The City of Falls Church will require its employees to get vaccinated against COVID-19 or undergo regular testing, the city announced this morning (Wednesday).
The policy will take effect on Sept. 30, meaning all employees will need to have gotten both shots of the Pfizer or Moderna vaccine or the one-shot Johnson & Johnson vaccine on or by that date, Falls Church City communications director Susan Finarelli told Tysons Reporter.
She confirmed that the requirement will apply to the city’s 200 full-time employees as well as part-time and contract workers.
The mandate puts the city in line with Fairfax County’s government and public schools, which both announced on Friday (Aug. 20) that they will have a vaccine requirement for their workers.
“The vaccines are safe, effective, and they save lives,” Falls Church City Manager Wyatt Shields said in a statement. “We join many other Northern Virginia jurisdictions, school systems, companies, and organizations in this important step toward ending this pandemic.”
A testing requirement will be in place for anyone who doesn’t get vaccinated, including employees who request a medical or religious exemption, according to the news release, which notes that the Falls Church City Council has expressed support for a vaccine mandate in recent meetings.
Finarelli says many details of the new policy are still being worked out, including what provider the city will use for testing services.
Falls Church typically relies on the Fairfax County Health Department for health-related services, including COVID-19 vaccination clinics like the public, walk-in site that will be available at the 45th annual Falls Church Festival from 11 a.m. to 4 p.m. on Sept. 11.
“We are consulting with Fairfax Health — the City’s health department — on this, as well as exploring other options for the testing requirement,” Finarelli said. “We are still working on the details and a final plan.”
Falls Church City Public Schools says it will also require all employees to get vaccinated going forward unless they have a medical or religious exemption, in which case they will submit to mandatory testing paid for by the school division.
“The number of our employees who report as vaccinated exceeds 98%, which we attribute to the high participation in our vaccination clinics and the collective commitment of our staff to health/safety,” FCCPS communications director John Wesley Brett said by email. “With the Pfizer vaccine having full FDA approval for 16+-year-olds, we are confident that is one less concern if that was a barrier for someone hesitating to be vaccinated.”
Falls Church City has been seeing a moderate level of community transmission since the beginning of August after keeping transmission levels low throughout the summer.
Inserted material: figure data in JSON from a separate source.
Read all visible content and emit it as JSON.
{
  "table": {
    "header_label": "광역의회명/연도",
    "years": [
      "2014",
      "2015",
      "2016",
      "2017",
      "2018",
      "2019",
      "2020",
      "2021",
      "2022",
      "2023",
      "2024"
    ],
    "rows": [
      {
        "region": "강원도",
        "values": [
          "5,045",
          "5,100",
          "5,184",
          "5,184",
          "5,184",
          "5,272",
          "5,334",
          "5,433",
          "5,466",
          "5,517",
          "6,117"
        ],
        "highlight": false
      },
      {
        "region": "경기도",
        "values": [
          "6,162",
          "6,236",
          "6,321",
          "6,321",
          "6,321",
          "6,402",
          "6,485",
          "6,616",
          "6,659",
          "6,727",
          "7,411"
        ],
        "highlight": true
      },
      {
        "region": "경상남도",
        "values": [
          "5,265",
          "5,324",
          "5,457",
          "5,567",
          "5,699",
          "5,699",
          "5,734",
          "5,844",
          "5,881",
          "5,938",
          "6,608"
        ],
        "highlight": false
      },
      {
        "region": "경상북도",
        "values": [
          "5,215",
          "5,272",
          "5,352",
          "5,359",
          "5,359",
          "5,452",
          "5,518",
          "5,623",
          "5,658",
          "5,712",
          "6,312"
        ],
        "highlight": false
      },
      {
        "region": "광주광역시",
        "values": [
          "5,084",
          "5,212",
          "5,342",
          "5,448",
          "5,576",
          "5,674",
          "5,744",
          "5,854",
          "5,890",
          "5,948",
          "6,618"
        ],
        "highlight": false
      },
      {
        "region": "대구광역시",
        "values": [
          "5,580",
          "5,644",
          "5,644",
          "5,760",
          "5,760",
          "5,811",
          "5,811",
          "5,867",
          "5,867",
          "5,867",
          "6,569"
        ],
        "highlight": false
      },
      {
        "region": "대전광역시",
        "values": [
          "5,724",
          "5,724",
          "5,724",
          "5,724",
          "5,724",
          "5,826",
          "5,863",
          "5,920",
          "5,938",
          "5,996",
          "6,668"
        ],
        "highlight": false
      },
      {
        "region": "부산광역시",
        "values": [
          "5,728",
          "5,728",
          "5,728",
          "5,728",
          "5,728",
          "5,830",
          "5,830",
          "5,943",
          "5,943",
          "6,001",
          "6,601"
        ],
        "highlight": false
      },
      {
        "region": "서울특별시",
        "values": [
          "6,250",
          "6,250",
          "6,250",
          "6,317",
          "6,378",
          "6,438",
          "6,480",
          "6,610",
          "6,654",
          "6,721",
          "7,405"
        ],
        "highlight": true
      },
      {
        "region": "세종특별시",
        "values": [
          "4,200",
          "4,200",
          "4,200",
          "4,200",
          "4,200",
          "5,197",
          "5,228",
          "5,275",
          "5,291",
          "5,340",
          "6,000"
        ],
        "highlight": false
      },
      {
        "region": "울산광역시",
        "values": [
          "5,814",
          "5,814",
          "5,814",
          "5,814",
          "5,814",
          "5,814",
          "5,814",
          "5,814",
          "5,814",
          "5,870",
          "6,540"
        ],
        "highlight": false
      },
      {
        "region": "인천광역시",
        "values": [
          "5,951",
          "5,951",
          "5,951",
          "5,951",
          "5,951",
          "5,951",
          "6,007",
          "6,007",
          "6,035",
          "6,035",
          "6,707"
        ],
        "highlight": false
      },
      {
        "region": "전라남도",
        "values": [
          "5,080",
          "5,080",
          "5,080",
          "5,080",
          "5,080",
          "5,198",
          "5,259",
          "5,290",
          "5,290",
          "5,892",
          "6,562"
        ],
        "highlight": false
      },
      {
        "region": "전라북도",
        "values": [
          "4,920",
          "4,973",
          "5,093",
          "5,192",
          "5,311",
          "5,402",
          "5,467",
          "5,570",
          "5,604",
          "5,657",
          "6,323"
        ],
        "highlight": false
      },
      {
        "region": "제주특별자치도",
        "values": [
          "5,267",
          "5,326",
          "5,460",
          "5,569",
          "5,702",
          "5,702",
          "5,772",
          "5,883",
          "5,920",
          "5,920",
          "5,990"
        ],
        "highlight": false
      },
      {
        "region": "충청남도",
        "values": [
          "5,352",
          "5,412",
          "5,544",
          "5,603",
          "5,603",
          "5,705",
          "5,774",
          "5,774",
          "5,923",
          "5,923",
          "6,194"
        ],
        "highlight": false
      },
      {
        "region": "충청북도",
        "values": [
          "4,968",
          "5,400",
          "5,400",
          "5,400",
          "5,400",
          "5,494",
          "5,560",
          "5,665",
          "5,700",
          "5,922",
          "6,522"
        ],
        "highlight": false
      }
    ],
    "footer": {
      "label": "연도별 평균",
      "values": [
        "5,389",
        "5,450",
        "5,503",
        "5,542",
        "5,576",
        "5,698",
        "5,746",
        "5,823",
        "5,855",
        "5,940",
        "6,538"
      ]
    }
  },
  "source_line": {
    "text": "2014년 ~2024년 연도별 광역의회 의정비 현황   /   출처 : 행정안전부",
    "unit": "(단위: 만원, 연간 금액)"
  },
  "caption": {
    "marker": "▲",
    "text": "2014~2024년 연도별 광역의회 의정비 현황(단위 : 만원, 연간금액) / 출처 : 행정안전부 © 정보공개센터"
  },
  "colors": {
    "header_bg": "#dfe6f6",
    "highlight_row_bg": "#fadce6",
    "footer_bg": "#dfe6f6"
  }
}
It’s one of just two localities in Virginia left in the moderate category, along with Manassas Park, according to the Virginia Department of Health.
Superintendent Peter Noonan said during a virtual town hall on Monday (Aug. 23) that the rise of transmission “gives us pause,” but FCCPS didn’t have any confirmed positive COVID-19 cases during its summer school and extended school year programs.
“We’re very proud of that not just as a school system, but as a community, as a whole, because it means the mitigation strategies that we’re putting in place are actually working,” he said.